Gesù che chiede al Padre di perdonare coloro che lo stanno crocifiggendo, ci invita al difficile gesto di pregare anche per coloro che ci fanno torto, ci hanno danneggiato, sapendo perdonare sempre, e ci invita a vivere nella nostra preghiera, lo stesso atteggiamento di misericordia e di amore che Dio ha nei nostri confronti. Gesù nel momento estremo della morte si affida totalmente nelle mani del Padre, ci comunica la certezza che, per quanto dure siano le nostre prove, difficili i problemi, pesanti le sofferenze, non cadremo mai fuori delle mani di Dio, mani che ci hanno creato, ci sostengono e ci accompagnano nel cammino dell'esistenza.

6. Gesù maestro di preghiera .

La dinamica di parola e silenzio, che segna la preghiera di Gesù in tutta la sua esistenza terrena, soprattutto sulla croce, tocca anche la nostra vita di preghiera. Il silenzio è capace di scavare uno spazio interiore nel profondo di noi stessi, per farvi abitare Dio, perchè la sua Parola rimanda in noi, perchè l'amore per Lui si radichi nella nostra mente e nel nostro cuore, e animi la nostra vita. Vivere il silenzio, l'apertura per l'ascolto, ci apre all'altro, soprattutto alla Parola di Dio.
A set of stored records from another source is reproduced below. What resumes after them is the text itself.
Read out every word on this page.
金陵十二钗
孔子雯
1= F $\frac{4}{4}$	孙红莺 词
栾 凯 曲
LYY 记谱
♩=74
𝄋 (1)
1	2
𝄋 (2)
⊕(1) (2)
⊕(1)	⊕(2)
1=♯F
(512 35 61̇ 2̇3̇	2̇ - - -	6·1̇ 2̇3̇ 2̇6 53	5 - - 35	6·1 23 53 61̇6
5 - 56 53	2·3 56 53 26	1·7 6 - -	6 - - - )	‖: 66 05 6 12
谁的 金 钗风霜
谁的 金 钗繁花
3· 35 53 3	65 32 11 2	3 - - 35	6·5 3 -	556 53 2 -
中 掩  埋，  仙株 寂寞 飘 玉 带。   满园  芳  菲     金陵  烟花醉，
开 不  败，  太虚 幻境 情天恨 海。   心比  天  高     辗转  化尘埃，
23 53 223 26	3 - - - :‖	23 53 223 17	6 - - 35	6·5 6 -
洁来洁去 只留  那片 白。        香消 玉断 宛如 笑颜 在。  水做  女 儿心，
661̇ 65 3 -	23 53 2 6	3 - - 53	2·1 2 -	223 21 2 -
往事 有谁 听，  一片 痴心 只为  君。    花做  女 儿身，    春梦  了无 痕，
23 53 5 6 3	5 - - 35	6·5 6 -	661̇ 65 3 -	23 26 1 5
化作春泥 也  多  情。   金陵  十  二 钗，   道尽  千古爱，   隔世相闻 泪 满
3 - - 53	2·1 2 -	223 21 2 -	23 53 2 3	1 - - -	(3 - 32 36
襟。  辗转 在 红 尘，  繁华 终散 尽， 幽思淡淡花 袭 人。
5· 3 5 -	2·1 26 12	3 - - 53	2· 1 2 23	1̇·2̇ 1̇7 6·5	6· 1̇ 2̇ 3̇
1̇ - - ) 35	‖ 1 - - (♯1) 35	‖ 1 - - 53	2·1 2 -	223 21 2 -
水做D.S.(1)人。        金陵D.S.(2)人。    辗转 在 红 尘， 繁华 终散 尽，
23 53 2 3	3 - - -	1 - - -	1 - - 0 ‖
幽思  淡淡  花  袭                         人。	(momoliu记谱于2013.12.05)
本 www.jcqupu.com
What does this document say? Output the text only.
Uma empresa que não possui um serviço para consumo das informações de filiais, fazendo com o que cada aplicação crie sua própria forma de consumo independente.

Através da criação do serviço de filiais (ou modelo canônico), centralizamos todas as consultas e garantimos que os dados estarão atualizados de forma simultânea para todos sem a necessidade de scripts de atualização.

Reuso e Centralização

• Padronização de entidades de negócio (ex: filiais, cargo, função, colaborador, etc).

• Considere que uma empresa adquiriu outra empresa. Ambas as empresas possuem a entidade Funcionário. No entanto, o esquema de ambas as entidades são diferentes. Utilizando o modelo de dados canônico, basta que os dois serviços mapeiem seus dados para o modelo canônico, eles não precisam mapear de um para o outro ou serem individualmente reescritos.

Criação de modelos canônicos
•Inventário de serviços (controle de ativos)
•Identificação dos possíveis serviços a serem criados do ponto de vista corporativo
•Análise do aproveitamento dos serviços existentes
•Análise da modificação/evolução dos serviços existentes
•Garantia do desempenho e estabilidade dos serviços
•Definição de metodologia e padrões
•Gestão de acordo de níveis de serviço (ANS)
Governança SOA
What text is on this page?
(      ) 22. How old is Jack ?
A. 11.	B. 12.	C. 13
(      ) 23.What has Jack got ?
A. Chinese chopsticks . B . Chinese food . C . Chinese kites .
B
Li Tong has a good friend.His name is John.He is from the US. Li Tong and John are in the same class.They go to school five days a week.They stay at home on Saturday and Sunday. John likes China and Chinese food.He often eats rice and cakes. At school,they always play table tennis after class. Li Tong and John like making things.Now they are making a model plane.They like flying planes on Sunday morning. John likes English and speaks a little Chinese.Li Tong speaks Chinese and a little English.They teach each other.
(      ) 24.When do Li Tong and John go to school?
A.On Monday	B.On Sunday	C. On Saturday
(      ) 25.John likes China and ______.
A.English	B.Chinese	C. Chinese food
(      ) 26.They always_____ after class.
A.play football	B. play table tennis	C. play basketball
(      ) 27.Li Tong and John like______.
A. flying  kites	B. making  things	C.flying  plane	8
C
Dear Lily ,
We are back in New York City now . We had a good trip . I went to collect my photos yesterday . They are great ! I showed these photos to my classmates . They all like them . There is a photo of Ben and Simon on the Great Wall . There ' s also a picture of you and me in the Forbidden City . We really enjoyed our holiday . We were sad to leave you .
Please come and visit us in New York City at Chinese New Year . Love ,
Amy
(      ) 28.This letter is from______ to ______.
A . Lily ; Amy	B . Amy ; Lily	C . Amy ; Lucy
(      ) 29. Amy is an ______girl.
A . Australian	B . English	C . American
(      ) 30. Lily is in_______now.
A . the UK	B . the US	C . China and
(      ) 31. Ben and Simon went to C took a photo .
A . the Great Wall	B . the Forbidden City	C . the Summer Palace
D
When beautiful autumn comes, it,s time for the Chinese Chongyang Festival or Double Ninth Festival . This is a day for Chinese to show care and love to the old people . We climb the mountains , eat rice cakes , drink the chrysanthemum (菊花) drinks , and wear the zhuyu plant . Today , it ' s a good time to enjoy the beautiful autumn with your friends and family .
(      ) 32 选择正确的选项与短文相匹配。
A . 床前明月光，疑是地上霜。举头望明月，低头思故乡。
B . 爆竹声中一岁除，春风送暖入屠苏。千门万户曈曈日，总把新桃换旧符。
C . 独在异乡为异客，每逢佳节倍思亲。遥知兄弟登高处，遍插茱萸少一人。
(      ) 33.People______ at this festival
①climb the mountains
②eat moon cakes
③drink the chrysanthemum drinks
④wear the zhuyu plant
Ma non c'è solo il nostro silenzio, spesso, nella nostra preghiera, ci troviamo di fronte al silenzio di Dio, ci sembra che Dio non ascolti e non risponda. In verità, questo silenzio di Dio, come è avvenuto anche per Gesù, non segna la sua assenza. Gesù rassicura i discepoli e ciascuno di noi che Dio conosce bene le nostre necessità in qualunque momento della nostro vita: “Pregando, non sprecate parole come i pagani, essi credono di venire ascoltati a forza di parole. Non siate dunque come loro, perchè il Padre vostro sa di quali cose avete bisogno prima ancora che gliele chiediate” (Mt 6,7-8). Dio ci conosce nell'intimo, più di noi stessi, è da lui che possiamo imparare a pregare.
“Gesù ci insegna a pregare, non solo con la preghiera del Padre nostro, ma anche quando Egli stesso prega. In questo modo, oltre al contenuto, ci mostra le disposizioni richieste per una vera preghiera: la purezza del cuore, la fiducia filiale, la vigilanza” . In Gesù si rivela la novità del nostro dialogo con Dio: la preghiera filiale, che il Padre aspetta dai suoi figli. E da Gesù impariamo come la preghiera costante ci aiuti ad interpretare la nostra vita, a riconoscere ed accogliere la nostra vocazione, a scoprire i talenti che Dio ci ha dato, a compiere quotidianamente la sua volontà come ha fatto Gesù fino alla risurrezione.